Why does urllib.request.urlopen sometimes does not work, but browsers work?

Question

I am trying to download some content using Python's urllib.request. The following command yields an exception:

import urllib.request
print(urllib.request.urlopen("https://fpgroup.foreignpolicy.com/foreign-policy-releases-mayjune-spy-issue/").code)

result:

...
HTTPError: HTTP Error 403: Forbidden

if I use firefox or links (command line browser) I get the content and a status code of 200. If I use lynx, strange enough, I also get 403.

I expect all methods to work

1. the same way
2. successfully

Why is that not the case?

Answer 1

Most likely the site is blocking people from scraping their sites. You can trick them at a basic level by including header info along with other stuff. See here for more info.

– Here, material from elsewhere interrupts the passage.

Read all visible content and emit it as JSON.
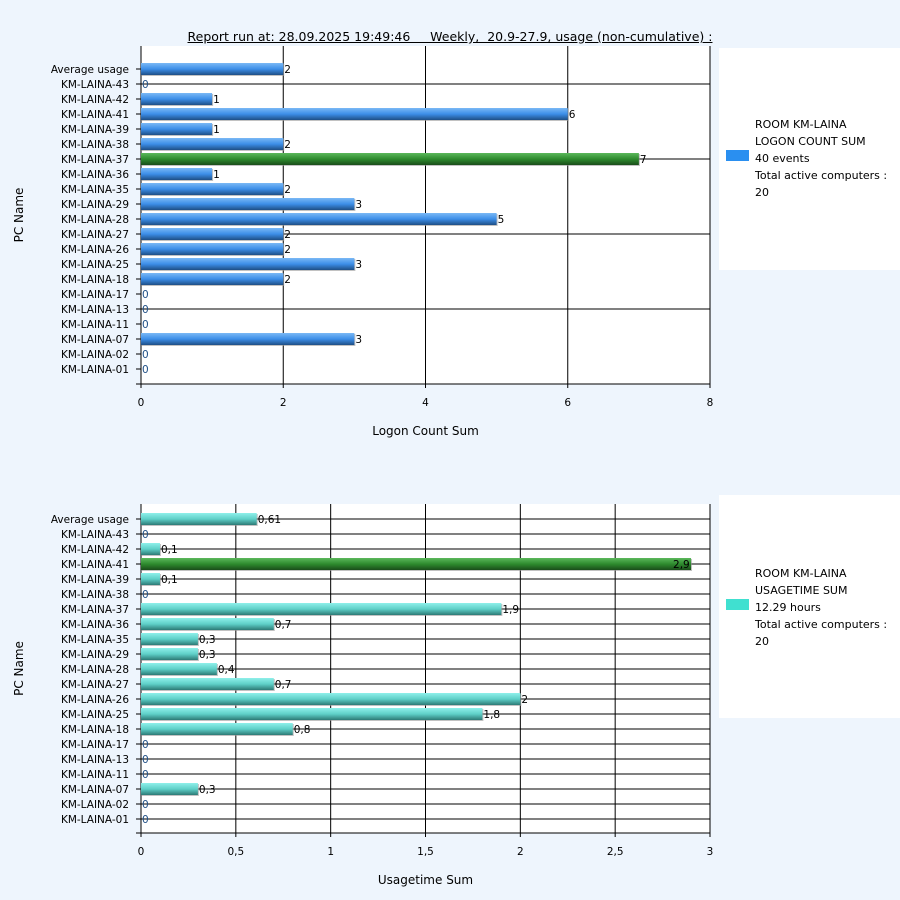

Quoting from: https://docs.python.org/3/howto/urllib2.html#headers

import urllib.parse
import urllib.request

url = 'http://www.someserver.com/cgi-bin/register.cgi'
user_agent = 'Mozilla/5.0 (Windows NT 6.1; Win64; x64)'
values = {'name' : 'Michael Foord',
          'location' : 'Northampton',
          'language' : 'Python' }
headers = { 'User-Agent' : user_agent }

data = urllib.parse.urlencode(values)
data = data.encode('ascii')
req = urllib.request.Request(url, data, headers)
with urllib.request.urlopen(req) as response:
   the_page = response.read()

There are many reasons why people don't want scripts to scrape their websites. It takes their bandwidth for one. They don't want people to benefit (money-wise) by making a scrape bot. Maybe they don't want you to copy their site information. You can also think of it as a book. Authors want people to read their books, but maybe some of them wouldn't want a robot to scan their books, to create an off copy, or maybe the robot might summarize it.

The second part of your question in the comment is to vague and broad to answer here as there are too many opinionated answers.

Answer 2

I tried with this code and everything was okay.

I just added headers to the request. See the example below:

from urllib.request import Request, urlopen, HTTPError
from time import sleep

def get_url_data(url = ""):
    try:
        request = Request(url, headers = {'User-Agent' :\
            "Mozilla/5.0 (X11; Linux x86_64) AppleWebKit/537.36 (KHTML, like Gecko) Chrome/41.0.2227.0 Safari/537.36"})

        response = urlopen(request)
        data = response.read().decode("utf8")
        return data
    except HTTPError:
        return None

url = "https://fpgroup.foreignpolicy.com/foreign-policy-releases-mayjune-spy-issue/"

for i in range(50):
    d = get_url_data(url)
    if d != None:
        print("Attempt %d was a Success" % i)
    else:
        print("Attempt %d was a Failure" % i)
    sleep(1)

Output:

Attempt 0 was a Success
Attempt 1 was a Success
Attempt 2 was a Success
Attempt 3 was a Success
Attempt 4 was a Success
Attempt 5 was a Success
Attempt 6 was a Success
Attempt 7 was a Success
Attempt 8 was a Success
Attempt 9 was a Success
...
Attempt 42 was a Success
Attempt 43 was a Success
Attempt 44 was a Success
Attempt 45 was a Success
Attempt 46 was a Success
Attempt 47 was a Success
Attempt 48 was a Success
Attempt 49 was a Success